Following hot on the heels of the Covid pandemic, the current cost-of-living crisis is putting increasing pressure on customers and their ability to balance competing financial demands.
The StepChange Debt Charity received 14,000 new clients for debt advice in June 2022, with around one in five of those citing an increase in the cost of living as a main reason for falling into debt. In fact, StepChange cites the cost-of-living hike as the single most commonly mentioned reason for debt among new clients.
The charity reported that 28% of new clients have responsibility for water bills. While households have not seen their water bills escalate in the same way as gas and electricity, the general squeeze on household funds means many are struggling with all of their outgoings.
StepChange’s findings are reflected in a study from data company Sagacity, which has found that two-thirds of the UK – about 18.6 million households – are worried about their ability to pay utility bills, yet just 6% of the people surveyed have specifically asked their utility supplier for help.
A number of initiatives have been launched, by government and regulators, for utilities to limit the impact of the cost-of-living crisis on the most vulnerable members of society.
Over a 20-month pilot period from 2020, water regulator Ofwat awarded £63m through its innovation fund. One of the winning projects, Water4All, a consortium led by Southern Water, aims to help customers who may be struggling with bills by improving how low-income and vulnerable households are identified so they can be better supported.
Southern Water is already working with Sagacity, another member of the consortium, to help it better identify properties that may be empty and where customers have moved without informing the utility companies.
Sagacity’s proprietary Occupier ID verifies, corrects and updates poor quality data to eliminate errors and complaints, resulting in more accurate billing and an improved service to customers. Rather than relying solely on matching different datasets, Sagacity uses analytics to clean customer data. The data it uses includes, but is not limited to, proprietary data, credit reference data, Land Registry and specialist third-party datasets.
When moving properties, contacting the water supplier is not always the highest priority. This renders data in the billing database inaccurate and means people living in such properties are often sent surprise bills addressed to “The Occupier”. This is becoming a growing issue for companies and is leaving many customers without access to the help they may need.
Describing the importance of clean and accurate customer data, Donna Howden, Southern Water head of customer service, says: “Water4All brings together water and data companies. With Sagacity, we are working together to look at how we find customers who are financially vulnerable.
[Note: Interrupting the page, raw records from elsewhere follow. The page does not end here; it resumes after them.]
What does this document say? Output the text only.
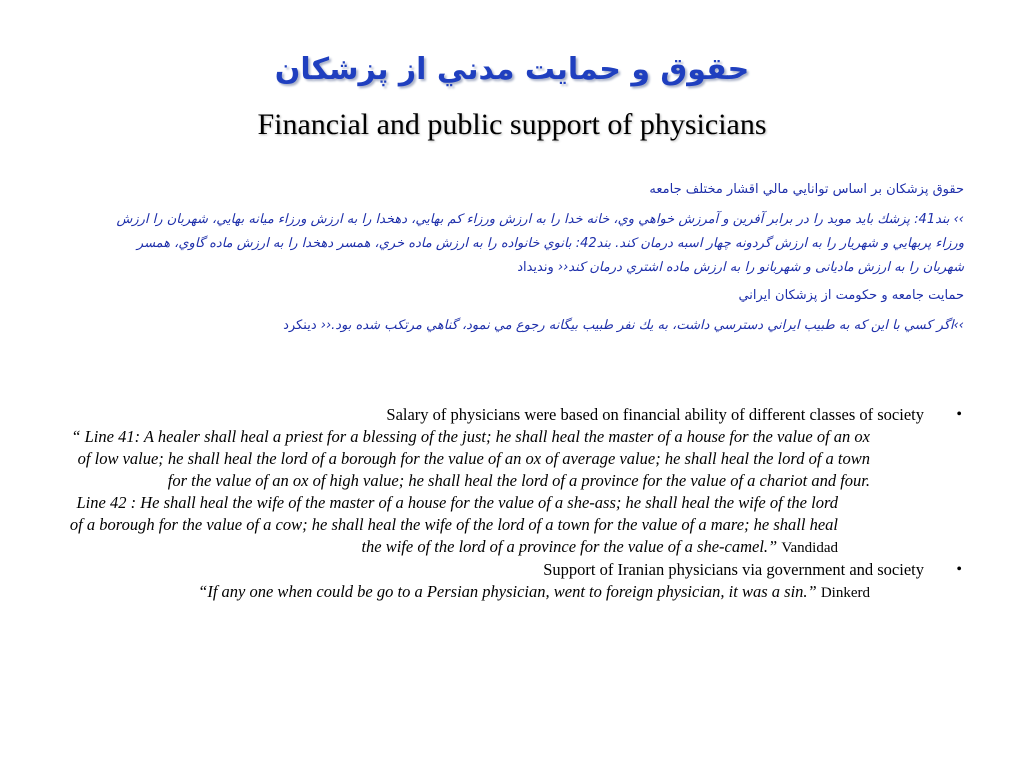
حقوق و حمايت مدني از پزشكان
Financial and public support of physicians

حقوق پزشكان بر اساس توانايي مالي اقشار مختلف جامعه

›› بند41: پزشك بايد موبد را در برابر آفرين و آمرزش خواهي وي، خانه خدا را به ارزش ورزاء كم بهايي، دهخدا را به ارزش ورزاء ميانه بهايي، شهربان را ارزش ورزاء پربهايي و شهريار را به ارزش گردونه چهار اسبه درمان كند. بند42: بانوي خانواده را به ارزش ماده خري، همسر دهخدا را به ارزش ماده گاوي، همسر شهربان را به ارزش ماديانی و شهربانو را به ارزش ماده اشتري درمان كند‹‹ ونديداد

حمايت جامعه و حكومت از پزشكان ايراني

››اگر كسي با اين كه به طبيب ايراني دسترسي داشت، به يك نفر طبيب بيگانه رجوع مي نمود، گناهي مرتكب شده بود.‹‹ دينكرد

Salary of physicians were based on financial ability of different classes of society •

“ Line 41: A healer shall heal a priest for a blessing of the just; he shall heal the master of a house for the value of an ox of low value; he shall heal the lord of a borough for the value of an ox of average value; he shall heal the lord of a town for the value of an ox of high value; he shall heal the lord of a province for the value of a chariot and four.

Line 42 : He shall heal the wife of the master of a house for the value of a she-ass; he shall heal the wife of the lord of a borough for the value of a cow; he shall heal the wife of the lord of a town for the value of a mare; he shall heal the wife of the lord of a province for the value of a she-camel.” Vandidad

Support of Iranian physicians via government and society •

“If any one when could be go to a Persian physician, went to foreign physician, it was a sin.” Dinkerd
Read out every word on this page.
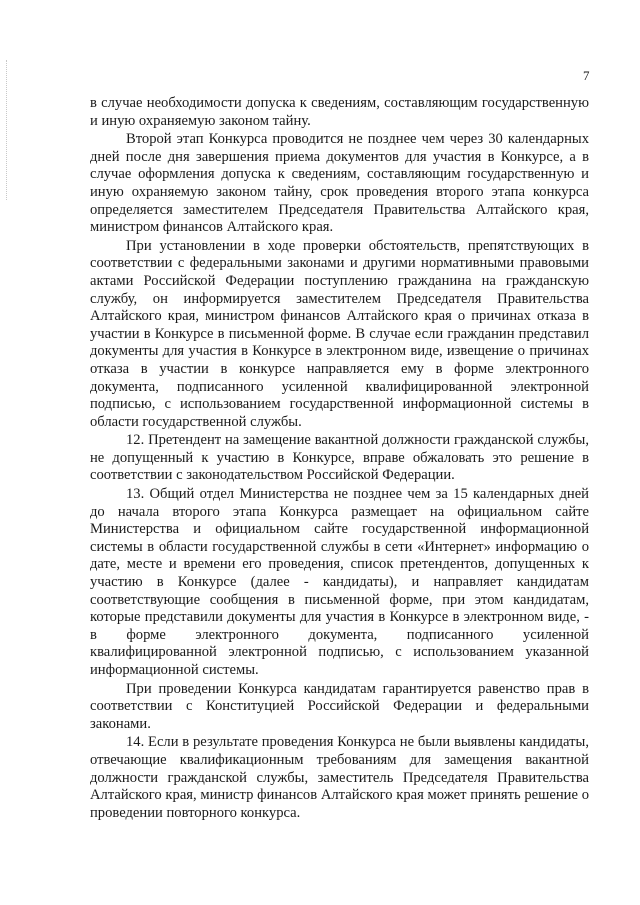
7

в случае необходимости допуска к сведениям, составляющим государственную и иную охраняемую законом тайну.

Второй этап Конкурса проводится не позднее чем через 30 календарных дней после дня завершения приема документов для участия в Конкурсе, а в случае оформления допуска к сведениям, составляющим государственную и иную охраняемую законом тайну, срок проведения второго этапа конкурса определяется заместителем Председателя Правительства Алтайского края, министром финансов Алтайского края.

При установлении в ходе проверки обстоятельств, препятствующих в соответствии с федеральными законами и другими нормативными правовыми актами Российской Федерации поступлению гражданина на гражданскую службу, он информируется заместителем Председателя Правительства Алтайского края, министром финансов Алтайского края о причинах отказа в участии в Конкурсе в письменной форме. В случае если гражданин представил документы для участия в Конкурсе в электронном виде, извещение о причинах отказа в участии в конкурсе направляется ему в форме электронного документа, подписанного усиленной квалифицированной электронной подписью, с использованием государственной информационной системы в области государственной службы.

12. Претендент на замещение вакантной должности гражданской службы, не допущенный к участию в Конкурсе, вправе обжаловать это решение в соответствии с законодательством Российской Федерации.

13. Общий отдел Министерства не позднее чем за 15 календарных дней до начала второго этапа Конкурса размещает на официальном сайте Министерства и официальном сайте государственной информационной системы в области государственной службы в сети «Интернет» информацию о дате, месте и времени его проведения, список претендентов, допущенных к участию в Конкурсе (далее - кандидаты), и направляет кандидатам соответствующие сообщения в письменной форме, при этом кандидатам, которые представили документы для участия в Конкурсе в электронном виде, - в форме электронного документа, подписанного усиленной квалифицированной электронной подписью, с использованием указанной информационной системы.

При проведении Конкурса кандидатам гарантируется равенство прав в соответствии с Конституцией Российской Федерации и федеральными законами.

14. Если в результате проведения Конкурса не были выявлены кандидаты, отвечающие квалификационным требованиям для замещения вакантной должности гражданской службы, заместитель Председателя Правительства Алтайского края, министр финансов Алтайского края может принять решение о проведении повторного конкурса.
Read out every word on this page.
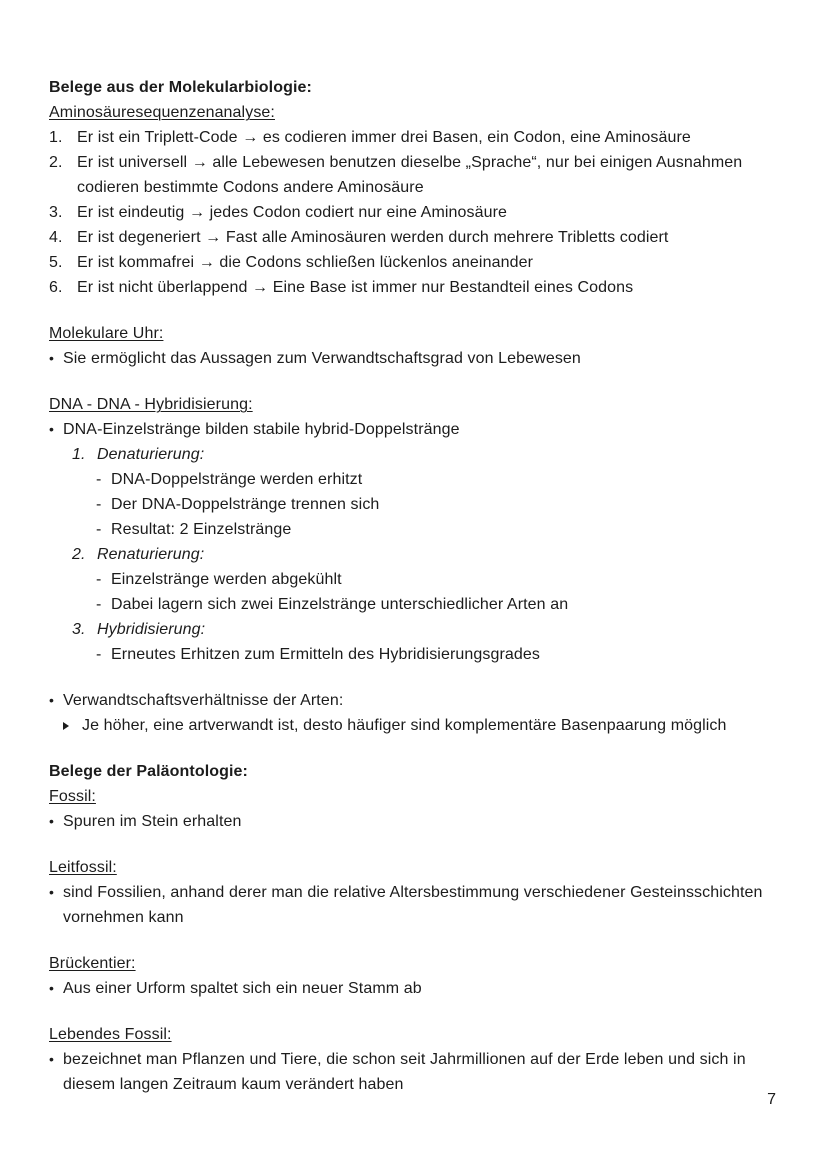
Belege aus der Molekularbiologie:
Aminosäuresequenzenanalyse:
1. Er ist ein Triplett-Code → es codieren immer drei Basen, ein Codon, eine Aminosäure
2. Er ist universell → alle Lebewesen benutzen dieselbe „Sprache“, nur bei einigen Ausnahmen codieren bestimmte Codons andere Aminosäure
3. Er ist eindeutig → jedes Codon codiert nur eine Aminosäure
4. Er ist degeneriert → Fast alle Aminosäuren werden durch mehrere Tribletts codiert
5. Er ist kommafrei → die Codons schließen lückenlos aneinander
6. Er ist nicht überlappend → Eine Base ist immer nur Bestandteil eines Codons
Molekulare Uhr:
• Sie ermöglicht das Aussagen zum Verwandtschaftsgrad von Lebewesen
DNA - DNA - Hybridisierung:
• DNA-Einzelstränge bilden stabile hybrid-Doppelstränge
1. Denaturierung:
- DNA-Doppelstränge werden erhitzt
- Der DNA-Doppelstränge trennen sich
- Resultat: 2 Einzelstränge
2. Renaturierung:
- Einzelstränge werden abgekühlt
- Dabei lagern sich zwei Einzelstränge unterschiedlicher Arten an
3. Hybridisierung:
- Erneutes Erhitzen zum Ermitteln des Hybridisierungsgrades
• Verwandtschaftsverhältnisse der Arten:
Je höher, eine artverwandt ist, desto häufiger sind komplementäre Basenpaarung möglich
Belege der Paläontologie:
Fossil:
• Spuren im Stein erhalten
Leitfossil:
• sind Fossilien, anhand derer man die relative Altersbestimmung verschiedener Gesteinsschichten vornehmen kann
Brückentier:
• Aus einer Urform spaltet sich ein neuer Stamm ab
Lebendes Fossil:
• bezeichnet man Pflanzen und Tiere, die schon seit Jahrmillionen auf der Erde leben und sich in diesem langen Zeitraum kaum verändert haben
7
Some may be struggling to pay energy bills and won’t pay for water.”
By analysing data from Sagacity, she says it may be possible to identify who is having financial difficulties and may be at risk of having their water supply cut off.
Southern Water has seen a rising trend of properties without an identified occupier, which means bills cannot be issued and customers cannot be contacted. While some of these properties are empty, or void, others are not, which creates a range of challenges for the company and its customers. Where bills are not being paid or meters not being read, the water that is being used is not only lost revenue, but is also often lost water and seen as leakage.
As part of Ofwat’s 2019 price review, the water regulator stipulated that water companies must establish a performance commitment covering the management of site gaps (unbilled properties) and voids (vacant properties), for both household and non-household customers.
This means water companies need to understand who lives in the property, whether there has been a property development, and if data is missing, such as where the data for a given street has some numbers missing, says Howden. This can happen when two houses are combined to create a larger property.
The value of clean billing data
Identifying these gap properties is a key step in helping the water company understand if someone is struggling to pay the water bill. Referencing a study from StepChange, Howden says customers new to debt take, on average, 12 months to reach out to the supplier.
“Historically, we have always done some form of trace with search agencies,” she adds. “We could have a customer living in a property who is eligible for financial support from us or can register for our priority service.”
But, to identify these vulnerable customers, clean and accurate data is required. During a pilot of the data cleaning project, Sagacity cleansed and validated 98% of the accounts Southern Water supplied, significantly reducing instances of incorrect addresses. As a result, in 31% of the cases, Sagacity identified an occupier with a strong level of confidence, enabling Southern Water to contact those customers, who were previously either unknown or listed incorrectly, and bill them accordingly.
Putting aside the restrictions imposed by the General Data Protection Regulation (GDPR), Howden hopes that one day it will be possible for all utilities to share data in a way that would help them understand when a property has a new occupier and whether that person may be eligible for financial support.
“Identifying occupiers gives us a true picture of our region, customers and demographics,” she says. “It enables us to provide our full range of services to customers, especially those who need our support the most. This has never been more critical, with the current cost-of-living crisis impacting so many people.”